André Carreira fala sobre os diferentes planos de atenção dos espectadores no
teatro de rua, destacando a flutuação que decorre do descompromisso que o espectador
transeunte muitas vezes possui com o espetáculo:
Na rua, as convenções sociais não são tão rígidas como as de uma sala de espetáculos, e
como o cidadão não paga entrada nem tem lugar fixo para assistir à representação de
rua, se sente, em todo momento, em liberdade de entrar ou sair do âmbito da
representação.
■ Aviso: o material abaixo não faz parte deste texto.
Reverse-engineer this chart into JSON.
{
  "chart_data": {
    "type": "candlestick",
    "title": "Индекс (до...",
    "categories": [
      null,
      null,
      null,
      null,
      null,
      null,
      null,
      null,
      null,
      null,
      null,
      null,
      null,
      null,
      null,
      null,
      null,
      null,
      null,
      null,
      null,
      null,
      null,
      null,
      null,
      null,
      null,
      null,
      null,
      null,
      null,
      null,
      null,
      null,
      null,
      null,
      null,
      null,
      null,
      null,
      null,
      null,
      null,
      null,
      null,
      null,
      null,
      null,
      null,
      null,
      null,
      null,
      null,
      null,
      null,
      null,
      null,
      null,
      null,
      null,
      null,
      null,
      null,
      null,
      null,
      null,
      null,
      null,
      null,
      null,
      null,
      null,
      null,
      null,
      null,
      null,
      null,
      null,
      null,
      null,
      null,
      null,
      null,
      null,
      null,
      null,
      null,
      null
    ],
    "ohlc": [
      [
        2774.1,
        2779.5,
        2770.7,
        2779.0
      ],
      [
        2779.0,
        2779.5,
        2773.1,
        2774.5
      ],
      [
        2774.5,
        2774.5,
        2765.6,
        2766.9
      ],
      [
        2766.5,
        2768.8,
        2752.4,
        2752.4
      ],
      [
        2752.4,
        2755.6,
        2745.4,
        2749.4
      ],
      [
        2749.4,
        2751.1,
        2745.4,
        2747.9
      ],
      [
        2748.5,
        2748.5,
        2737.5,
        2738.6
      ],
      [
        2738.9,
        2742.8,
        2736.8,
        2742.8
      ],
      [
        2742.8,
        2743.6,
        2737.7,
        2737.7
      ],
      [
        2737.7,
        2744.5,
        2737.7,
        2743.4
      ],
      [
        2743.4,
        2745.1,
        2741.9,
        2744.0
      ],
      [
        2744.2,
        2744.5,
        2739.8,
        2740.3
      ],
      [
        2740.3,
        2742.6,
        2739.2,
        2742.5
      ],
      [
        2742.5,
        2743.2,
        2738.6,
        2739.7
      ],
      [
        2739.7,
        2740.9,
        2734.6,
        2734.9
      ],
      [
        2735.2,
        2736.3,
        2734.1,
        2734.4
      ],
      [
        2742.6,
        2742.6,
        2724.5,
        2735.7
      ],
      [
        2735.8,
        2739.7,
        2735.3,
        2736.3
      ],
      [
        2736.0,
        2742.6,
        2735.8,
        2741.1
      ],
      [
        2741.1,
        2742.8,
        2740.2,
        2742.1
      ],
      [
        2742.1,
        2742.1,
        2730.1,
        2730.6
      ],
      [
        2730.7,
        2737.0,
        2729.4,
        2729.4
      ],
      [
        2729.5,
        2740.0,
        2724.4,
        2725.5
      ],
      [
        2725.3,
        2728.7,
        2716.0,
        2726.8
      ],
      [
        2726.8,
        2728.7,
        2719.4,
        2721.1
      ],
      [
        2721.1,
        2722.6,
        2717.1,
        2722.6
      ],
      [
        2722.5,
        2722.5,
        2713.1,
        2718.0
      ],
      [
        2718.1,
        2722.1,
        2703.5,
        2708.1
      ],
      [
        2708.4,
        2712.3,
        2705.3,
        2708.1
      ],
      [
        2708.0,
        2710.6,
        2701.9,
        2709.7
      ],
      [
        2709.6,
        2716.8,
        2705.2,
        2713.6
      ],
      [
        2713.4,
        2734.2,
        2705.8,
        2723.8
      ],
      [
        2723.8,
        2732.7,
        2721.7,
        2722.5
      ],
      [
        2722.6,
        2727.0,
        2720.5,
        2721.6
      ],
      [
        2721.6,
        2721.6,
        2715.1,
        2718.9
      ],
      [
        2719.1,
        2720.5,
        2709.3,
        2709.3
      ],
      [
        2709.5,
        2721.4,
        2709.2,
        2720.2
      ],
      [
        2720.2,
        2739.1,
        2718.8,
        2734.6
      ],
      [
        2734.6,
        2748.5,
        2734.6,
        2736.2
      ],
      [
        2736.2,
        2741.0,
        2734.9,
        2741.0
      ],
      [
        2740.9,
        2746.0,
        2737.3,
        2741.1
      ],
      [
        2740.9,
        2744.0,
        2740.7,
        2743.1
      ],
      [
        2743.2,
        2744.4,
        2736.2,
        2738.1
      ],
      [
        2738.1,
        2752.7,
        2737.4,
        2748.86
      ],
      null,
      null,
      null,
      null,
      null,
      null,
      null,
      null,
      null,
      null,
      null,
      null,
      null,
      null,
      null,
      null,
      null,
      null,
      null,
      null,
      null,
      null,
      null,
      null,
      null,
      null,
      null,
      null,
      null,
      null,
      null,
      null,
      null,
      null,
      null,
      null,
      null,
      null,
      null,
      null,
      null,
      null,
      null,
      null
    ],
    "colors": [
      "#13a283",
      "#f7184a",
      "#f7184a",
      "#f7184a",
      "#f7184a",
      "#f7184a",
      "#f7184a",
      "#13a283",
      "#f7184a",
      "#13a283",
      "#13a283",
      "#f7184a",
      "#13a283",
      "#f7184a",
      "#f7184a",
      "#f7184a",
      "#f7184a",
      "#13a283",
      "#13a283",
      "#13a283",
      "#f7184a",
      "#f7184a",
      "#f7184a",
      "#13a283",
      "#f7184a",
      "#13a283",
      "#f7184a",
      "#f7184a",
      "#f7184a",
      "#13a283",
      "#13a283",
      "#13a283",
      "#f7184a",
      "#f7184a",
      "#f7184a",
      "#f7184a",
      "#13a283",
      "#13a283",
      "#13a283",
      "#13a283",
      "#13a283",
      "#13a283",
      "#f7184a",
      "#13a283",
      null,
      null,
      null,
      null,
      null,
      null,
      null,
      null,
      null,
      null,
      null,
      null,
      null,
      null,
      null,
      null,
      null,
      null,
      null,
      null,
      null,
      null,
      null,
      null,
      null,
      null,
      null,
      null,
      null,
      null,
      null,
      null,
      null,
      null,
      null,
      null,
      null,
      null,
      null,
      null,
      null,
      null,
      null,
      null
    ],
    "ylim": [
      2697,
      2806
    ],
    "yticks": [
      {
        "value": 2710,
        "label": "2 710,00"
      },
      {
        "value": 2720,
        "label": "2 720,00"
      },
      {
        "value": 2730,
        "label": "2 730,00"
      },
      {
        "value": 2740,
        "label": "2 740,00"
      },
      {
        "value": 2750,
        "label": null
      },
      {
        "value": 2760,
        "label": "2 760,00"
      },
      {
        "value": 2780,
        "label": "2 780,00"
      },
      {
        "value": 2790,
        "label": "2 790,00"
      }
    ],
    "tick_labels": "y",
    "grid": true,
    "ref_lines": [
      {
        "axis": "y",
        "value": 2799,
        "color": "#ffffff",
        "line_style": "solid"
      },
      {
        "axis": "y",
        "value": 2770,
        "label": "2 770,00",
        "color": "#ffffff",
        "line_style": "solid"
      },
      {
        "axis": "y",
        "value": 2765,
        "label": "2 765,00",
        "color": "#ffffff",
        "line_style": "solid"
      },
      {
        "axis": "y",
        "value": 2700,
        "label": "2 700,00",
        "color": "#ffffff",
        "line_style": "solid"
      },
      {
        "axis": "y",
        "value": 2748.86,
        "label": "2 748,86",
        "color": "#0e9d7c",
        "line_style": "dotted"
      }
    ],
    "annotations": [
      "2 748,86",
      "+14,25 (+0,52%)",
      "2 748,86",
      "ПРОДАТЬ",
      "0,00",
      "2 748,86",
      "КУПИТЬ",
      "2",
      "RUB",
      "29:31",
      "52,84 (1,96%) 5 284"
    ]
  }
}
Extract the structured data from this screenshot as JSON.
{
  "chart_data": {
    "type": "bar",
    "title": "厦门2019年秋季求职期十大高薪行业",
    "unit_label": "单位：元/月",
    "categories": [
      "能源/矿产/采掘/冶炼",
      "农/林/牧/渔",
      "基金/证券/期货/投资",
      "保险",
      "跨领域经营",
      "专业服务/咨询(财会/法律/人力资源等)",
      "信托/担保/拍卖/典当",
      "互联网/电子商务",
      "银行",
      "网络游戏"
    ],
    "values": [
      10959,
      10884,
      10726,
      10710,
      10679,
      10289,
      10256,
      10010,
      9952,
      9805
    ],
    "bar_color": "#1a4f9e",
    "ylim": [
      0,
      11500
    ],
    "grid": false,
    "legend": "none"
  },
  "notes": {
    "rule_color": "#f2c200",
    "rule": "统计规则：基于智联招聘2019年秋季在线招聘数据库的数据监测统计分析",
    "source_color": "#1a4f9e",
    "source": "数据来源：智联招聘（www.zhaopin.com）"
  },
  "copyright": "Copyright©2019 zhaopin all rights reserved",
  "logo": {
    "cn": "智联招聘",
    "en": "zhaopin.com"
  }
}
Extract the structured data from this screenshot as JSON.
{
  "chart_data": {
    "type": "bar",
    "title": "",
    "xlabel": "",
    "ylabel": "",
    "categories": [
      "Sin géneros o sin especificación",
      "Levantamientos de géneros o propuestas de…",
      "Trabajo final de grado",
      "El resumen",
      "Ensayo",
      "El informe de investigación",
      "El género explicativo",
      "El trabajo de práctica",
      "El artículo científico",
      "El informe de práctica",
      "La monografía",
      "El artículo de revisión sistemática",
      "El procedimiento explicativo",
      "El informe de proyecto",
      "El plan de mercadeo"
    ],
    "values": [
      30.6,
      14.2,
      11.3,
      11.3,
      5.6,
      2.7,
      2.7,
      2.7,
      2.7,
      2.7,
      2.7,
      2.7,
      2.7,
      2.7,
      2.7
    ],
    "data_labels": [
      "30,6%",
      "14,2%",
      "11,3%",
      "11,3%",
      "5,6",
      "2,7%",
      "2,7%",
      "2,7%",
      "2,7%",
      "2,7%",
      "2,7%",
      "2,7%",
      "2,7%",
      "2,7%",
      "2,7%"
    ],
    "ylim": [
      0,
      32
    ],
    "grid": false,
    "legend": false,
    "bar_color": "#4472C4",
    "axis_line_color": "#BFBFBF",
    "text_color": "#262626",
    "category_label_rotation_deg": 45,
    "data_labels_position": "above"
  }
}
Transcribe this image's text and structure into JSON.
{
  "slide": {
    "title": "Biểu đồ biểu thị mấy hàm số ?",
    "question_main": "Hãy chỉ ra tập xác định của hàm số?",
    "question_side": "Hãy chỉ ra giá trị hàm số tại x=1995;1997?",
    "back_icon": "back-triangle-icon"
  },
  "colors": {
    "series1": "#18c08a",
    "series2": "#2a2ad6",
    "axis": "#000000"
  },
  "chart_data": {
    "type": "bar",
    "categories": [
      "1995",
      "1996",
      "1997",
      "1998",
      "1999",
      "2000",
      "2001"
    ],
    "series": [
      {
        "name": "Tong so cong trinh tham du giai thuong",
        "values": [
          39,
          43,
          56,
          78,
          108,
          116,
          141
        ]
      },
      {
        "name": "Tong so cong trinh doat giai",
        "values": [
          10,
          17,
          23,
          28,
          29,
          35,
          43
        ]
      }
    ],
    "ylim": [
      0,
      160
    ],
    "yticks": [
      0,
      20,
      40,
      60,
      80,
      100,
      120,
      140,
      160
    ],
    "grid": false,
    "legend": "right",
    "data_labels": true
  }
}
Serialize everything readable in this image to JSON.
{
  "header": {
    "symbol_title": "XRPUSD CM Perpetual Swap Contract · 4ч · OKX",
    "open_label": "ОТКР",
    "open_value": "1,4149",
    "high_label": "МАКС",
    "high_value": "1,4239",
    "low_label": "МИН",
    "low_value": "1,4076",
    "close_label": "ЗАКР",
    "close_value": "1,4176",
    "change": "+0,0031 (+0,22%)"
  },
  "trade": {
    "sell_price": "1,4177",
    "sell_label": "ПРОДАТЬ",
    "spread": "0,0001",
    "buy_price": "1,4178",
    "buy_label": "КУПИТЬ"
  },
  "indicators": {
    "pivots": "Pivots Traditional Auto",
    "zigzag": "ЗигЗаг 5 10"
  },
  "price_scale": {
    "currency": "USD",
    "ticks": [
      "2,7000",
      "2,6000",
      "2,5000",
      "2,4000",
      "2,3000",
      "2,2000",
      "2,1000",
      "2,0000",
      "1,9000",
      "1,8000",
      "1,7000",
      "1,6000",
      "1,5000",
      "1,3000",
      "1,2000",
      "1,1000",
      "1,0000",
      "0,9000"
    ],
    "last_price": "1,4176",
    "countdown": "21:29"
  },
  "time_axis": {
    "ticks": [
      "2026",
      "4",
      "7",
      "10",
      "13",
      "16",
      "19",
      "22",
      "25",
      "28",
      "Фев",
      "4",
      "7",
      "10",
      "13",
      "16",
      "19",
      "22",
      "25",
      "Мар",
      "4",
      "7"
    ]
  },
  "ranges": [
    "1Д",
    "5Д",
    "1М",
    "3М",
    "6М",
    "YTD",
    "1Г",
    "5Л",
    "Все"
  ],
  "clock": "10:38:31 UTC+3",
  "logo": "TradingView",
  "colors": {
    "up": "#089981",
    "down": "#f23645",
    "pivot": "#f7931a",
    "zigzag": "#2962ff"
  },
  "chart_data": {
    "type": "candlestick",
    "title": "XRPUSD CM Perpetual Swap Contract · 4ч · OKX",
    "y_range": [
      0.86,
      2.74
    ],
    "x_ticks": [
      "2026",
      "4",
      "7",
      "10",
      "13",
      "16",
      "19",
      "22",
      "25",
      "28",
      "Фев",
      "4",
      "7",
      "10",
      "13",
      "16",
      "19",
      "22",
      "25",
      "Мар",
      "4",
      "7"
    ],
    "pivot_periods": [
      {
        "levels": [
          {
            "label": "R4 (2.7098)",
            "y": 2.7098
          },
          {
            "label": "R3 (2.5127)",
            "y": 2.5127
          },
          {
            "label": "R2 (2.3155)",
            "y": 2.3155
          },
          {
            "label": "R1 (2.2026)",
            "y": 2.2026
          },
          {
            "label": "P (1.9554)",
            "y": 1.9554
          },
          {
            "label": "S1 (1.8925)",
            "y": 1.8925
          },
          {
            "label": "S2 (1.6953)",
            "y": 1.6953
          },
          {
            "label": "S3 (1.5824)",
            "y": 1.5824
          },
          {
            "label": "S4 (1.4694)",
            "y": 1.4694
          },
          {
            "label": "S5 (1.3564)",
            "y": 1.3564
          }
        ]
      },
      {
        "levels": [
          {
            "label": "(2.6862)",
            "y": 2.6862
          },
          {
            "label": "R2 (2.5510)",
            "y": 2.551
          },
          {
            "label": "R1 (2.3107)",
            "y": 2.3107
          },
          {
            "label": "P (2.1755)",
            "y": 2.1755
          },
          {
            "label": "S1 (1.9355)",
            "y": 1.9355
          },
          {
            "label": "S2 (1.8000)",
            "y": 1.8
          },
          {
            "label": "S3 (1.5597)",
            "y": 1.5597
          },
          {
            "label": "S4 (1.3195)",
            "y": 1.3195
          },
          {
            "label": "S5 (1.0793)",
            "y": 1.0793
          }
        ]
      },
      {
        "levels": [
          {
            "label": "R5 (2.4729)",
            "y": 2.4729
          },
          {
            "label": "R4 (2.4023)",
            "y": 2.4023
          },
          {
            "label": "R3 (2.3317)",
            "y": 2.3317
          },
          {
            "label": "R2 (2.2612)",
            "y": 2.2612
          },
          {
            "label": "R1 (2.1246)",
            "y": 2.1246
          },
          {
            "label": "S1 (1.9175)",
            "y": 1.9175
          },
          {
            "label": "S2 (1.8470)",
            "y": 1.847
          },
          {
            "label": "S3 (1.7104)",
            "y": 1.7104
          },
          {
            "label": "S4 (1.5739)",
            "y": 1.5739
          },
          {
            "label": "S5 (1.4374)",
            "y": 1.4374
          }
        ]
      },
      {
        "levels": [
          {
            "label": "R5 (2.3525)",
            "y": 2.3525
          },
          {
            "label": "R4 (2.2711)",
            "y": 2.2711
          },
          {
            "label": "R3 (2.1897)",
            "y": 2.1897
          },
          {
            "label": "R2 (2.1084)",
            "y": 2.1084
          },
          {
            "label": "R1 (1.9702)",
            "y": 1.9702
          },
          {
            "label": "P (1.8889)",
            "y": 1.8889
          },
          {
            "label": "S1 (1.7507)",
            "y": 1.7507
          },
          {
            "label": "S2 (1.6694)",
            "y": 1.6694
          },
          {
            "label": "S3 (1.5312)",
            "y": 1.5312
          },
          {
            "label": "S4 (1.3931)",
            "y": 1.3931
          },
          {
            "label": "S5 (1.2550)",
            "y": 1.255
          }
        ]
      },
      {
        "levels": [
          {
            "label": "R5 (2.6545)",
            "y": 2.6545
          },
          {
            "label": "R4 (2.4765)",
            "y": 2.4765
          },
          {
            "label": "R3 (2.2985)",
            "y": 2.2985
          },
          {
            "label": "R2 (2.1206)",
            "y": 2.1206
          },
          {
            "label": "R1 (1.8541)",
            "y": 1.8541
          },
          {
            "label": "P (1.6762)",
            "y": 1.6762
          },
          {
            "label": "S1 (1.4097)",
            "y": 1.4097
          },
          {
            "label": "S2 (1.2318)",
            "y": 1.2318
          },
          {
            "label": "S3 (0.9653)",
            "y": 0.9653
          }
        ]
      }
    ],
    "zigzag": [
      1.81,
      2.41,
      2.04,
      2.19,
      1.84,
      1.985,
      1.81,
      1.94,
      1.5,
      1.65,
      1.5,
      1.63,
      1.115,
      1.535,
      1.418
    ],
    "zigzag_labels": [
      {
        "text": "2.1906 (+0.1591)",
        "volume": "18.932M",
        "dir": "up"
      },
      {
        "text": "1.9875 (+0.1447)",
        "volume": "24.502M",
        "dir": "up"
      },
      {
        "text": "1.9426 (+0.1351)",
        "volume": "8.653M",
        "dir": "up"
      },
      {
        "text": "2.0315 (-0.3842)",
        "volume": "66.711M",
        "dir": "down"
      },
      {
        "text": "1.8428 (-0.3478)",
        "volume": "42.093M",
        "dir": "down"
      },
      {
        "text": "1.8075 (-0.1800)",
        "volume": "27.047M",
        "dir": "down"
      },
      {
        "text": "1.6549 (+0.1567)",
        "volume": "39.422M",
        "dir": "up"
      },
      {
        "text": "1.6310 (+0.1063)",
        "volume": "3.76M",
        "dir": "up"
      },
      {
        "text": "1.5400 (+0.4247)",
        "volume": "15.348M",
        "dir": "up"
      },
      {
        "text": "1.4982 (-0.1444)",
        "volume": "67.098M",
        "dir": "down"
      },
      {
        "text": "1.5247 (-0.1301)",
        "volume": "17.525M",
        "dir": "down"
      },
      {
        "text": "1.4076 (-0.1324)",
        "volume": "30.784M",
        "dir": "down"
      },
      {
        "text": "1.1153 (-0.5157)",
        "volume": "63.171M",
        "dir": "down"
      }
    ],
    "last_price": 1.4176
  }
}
Esta mobilidade cria diferentes planos de atenção dos espectadores.
Desde os que estabelecem uma relação mais comprometida e procuram estar o mais
próximo possível (ainda que nem sempre se comprometam a sentar no chão para assistir
a peça), até os que observam à distância em uma atitude que se equilibra entre a
curiosidade e a crítica. (CARREIRA, 2007, p. 47)
Estas camadas distintas de público possuem fruições e leituras distintas. Neste
tipo de espetáculo, as repercussões são imensuráveis. Não é possível quantificar o
número de pessoas que estabelecem algum tipo de relação com o evento artístico, muito
menos em que proporções ou profundidades ele interfere nos indivíduos. Além da
compreensão de um discurso dramático, está um acontecimento urbano.